Une expédition scientifique de grande envergure, menée conjointement par le Centre d’exploration des glaces les plus anciennes (COLDEX) et la National Science Foundation (NSF), a marqué un jalon exceptionnel dans la recherche climatique. Les chercheurs sont parvenus à extraire un bloc de glace d’un âge estimé à six millions d’années dans les collines Allan, à l’Est de l’Antarctique. Cette découverte, publiée dans la revue PNAS, dépasse largement les attentes initiales, qui anticipaient des échantillons d’un maximum de trois millions d’années.

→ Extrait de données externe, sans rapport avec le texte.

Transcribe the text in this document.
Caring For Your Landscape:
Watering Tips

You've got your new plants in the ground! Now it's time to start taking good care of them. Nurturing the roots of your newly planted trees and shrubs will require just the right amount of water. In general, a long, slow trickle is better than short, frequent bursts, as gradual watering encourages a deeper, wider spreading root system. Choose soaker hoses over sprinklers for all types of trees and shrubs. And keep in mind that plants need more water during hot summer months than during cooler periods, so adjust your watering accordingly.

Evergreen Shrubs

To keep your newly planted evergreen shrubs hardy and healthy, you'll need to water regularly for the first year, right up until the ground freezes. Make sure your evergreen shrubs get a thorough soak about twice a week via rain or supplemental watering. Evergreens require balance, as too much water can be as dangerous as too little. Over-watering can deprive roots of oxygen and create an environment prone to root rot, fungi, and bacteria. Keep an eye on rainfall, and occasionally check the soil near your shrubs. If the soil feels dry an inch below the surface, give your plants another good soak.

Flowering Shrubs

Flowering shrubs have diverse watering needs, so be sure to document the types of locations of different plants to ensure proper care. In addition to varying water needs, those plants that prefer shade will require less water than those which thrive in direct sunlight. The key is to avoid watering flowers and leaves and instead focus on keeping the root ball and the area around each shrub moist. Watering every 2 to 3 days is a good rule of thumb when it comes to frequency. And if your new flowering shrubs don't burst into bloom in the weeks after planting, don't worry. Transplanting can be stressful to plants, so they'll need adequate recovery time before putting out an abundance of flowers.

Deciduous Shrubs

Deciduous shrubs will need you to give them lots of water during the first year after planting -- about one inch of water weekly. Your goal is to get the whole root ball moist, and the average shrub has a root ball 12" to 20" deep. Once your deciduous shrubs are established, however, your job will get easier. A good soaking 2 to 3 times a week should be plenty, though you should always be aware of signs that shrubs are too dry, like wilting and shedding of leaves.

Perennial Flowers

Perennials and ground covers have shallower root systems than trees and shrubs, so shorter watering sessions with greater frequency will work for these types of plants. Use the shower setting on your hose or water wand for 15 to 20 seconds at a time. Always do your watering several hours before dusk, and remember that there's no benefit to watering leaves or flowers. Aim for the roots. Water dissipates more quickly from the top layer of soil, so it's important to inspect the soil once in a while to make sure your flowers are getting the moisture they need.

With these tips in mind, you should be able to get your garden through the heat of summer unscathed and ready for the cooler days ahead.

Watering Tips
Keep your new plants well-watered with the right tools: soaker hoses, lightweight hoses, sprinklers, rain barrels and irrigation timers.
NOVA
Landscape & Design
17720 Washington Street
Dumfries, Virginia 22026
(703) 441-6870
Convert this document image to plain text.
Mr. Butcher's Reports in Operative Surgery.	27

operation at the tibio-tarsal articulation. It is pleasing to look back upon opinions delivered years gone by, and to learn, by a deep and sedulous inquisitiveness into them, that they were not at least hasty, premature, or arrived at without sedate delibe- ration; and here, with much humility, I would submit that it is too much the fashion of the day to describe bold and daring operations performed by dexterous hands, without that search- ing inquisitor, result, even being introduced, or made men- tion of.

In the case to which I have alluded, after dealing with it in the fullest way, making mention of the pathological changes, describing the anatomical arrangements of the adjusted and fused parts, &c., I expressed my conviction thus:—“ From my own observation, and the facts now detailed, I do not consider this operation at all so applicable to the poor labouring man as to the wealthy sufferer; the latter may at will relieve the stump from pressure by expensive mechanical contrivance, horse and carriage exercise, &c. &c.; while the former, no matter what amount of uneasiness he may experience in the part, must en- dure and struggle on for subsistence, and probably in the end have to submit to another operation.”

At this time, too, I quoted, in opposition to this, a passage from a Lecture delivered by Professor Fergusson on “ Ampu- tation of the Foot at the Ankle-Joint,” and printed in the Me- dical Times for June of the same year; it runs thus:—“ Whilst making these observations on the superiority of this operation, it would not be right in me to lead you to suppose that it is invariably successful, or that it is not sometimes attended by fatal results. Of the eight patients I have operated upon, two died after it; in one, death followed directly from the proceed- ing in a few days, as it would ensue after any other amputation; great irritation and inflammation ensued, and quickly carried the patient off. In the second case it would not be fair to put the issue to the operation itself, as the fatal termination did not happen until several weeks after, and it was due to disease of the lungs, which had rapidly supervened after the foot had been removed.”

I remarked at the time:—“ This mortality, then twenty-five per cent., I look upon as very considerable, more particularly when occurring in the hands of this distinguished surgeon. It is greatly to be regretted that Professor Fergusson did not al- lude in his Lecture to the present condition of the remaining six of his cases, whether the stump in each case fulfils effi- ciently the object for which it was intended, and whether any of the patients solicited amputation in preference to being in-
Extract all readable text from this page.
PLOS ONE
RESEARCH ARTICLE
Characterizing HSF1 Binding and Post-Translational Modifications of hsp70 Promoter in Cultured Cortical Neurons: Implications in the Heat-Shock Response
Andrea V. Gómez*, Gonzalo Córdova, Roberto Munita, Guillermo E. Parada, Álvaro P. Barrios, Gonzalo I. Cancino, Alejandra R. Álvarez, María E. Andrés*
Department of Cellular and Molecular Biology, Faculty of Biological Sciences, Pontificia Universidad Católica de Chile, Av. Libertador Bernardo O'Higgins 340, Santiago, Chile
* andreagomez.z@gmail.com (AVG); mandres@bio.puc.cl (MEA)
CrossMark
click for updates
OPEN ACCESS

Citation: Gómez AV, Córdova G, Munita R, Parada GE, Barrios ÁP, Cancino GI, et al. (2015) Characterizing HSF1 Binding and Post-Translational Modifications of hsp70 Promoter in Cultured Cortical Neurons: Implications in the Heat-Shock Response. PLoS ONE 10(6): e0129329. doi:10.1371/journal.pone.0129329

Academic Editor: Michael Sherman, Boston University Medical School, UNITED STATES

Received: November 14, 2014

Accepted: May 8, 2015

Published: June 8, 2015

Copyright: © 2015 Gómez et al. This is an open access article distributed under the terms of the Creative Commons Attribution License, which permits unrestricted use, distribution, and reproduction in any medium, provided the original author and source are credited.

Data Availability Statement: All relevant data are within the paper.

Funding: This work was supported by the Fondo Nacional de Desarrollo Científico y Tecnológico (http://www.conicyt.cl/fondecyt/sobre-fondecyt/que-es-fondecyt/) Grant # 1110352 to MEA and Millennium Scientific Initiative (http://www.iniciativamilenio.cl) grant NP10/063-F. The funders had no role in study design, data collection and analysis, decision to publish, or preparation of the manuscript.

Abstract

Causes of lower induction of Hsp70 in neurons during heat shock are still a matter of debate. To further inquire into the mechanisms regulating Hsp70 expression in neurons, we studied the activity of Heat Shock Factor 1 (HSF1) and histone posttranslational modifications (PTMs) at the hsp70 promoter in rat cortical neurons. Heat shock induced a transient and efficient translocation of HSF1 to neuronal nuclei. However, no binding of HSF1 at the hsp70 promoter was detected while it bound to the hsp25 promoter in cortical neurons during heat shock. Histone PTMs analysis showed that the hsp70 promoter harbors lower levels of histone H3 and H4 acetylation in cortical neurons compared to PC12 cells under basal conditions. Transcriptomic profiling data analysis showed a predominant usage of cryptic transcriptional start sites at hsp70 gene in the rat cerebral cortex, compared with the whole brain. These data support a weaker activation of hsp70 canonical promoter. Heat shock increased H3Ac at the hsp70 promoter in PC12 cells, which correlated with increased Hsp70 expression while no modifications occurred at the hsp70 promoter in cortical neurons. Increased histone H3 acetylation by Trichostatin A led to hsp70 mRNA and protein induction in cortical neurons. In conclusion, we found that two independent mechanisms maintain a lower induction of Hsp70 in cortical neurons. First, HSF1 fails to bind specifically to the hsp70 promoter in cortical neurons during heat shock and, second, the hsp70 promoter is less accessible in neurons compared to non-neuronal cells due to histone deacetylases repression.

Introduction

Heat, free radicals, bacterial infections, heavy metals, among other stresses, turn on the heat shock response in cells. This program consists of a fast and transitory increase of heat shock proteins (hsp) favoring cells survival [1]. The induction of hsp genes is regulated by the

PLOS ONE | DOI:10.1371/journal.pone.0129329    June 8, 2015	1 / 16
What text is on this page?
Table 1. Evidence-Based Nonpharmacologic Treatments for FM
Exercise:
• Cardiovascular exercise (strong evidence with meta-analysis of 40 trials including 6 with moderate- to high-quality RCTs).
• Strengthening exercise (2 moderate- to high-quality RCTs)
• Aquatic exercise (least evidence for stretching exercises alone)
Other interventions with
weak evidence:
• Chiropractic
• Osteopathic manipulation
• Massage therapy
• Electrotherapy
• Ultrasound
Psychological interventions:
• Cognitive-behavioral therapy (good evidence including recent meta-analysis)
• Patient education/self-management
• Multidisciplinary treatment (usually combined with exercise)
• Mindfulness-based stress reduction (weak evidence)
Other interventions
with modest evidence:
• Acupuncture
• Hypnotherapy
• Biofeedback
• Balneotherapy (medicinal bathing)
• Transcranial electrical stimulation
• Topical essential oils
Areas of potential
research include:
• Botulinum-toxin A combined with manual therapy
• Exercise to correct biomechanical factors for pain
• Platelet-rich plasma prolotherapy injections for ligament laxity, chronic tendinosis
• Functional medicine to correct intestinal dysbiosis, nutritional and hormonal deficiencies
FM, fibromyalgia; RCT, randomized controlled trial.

Ce qui rend ces échantillons si précieux sont les millions de bulles d’air microscopiques qu’ils renferment. Ces bulles, qualifiées par les scientifiques de « machines à remonter le temps climatiques », sont des capsules temporelles figées de l’atmosphère terrestre ancienne. Elles permettent aux chercheurs d’étudier les conditions atmosphériques d’une période où la Terre était nettement plus chaude qu’aujourd’hui, avec des niveaux des océans significativement plus élevés. Ces informations sont cruciales pour comprendre les dynamiques climatiques passées et potentiellement éclairer l’avenir face au changement climatique actuel.

Un forage historique mais modeste

Pour collecter ces échantillons, l’équipe a utilisé des techniques de forage innovantes dans les collines Allan, atteignant une profondeur de 200 mètres. Bien que ce chiffre puisse sembler conséquent, il est relativement faible comparé aux profondeurs parfois nécessaires à l’intérieur du continent. Là-bas, la topographie montagneuse et le mouvement lent des glaciers poussent les couches de glace plus anciennes vers le bas, nécessitant des forages pouvant atteindre 2 000 mètres.

« Nous avions des indices suggérant que la glace de cette région était très ancienne. Cependant, l’échantillon a largement dépassé toutes nos attentes », a commenté Ed Brook, directeur de COLDEX et professeur à l’Oregon State University, dans un communiqué de presse. Ce résultat est une première mondiale, ouvrant une fenêtre sans précédent sur une Terre plus chaude.

Ce que révèlent les bulles d’air

L’analyse des bulles d’air piégées dans la glace a permis de dater précisément les échantillons grâce à un isotope spécifique de l’argon. Combinée à l’étude des isotopes de l’oxygène présents dans la glace elle-même, cette datation a révélé que l’Antarctique a connu un refroidissement progressif d’environ 12°C au cours des six derniers millions d’années.

Échantillon de glace de l'Antarctique avec des bulles d'air.
COLDEX

L’objectif des chercheurs est désormais d’exploiter ces données pour reconstruire les niveaux historiques de gaz à effet de serre et comprendre la dynamique de la chaleur océanique. Ces travaux sont essentiels pour affiner les modèles climatiques et anticiper avec plus de précision l’évolution du climat de notre planète.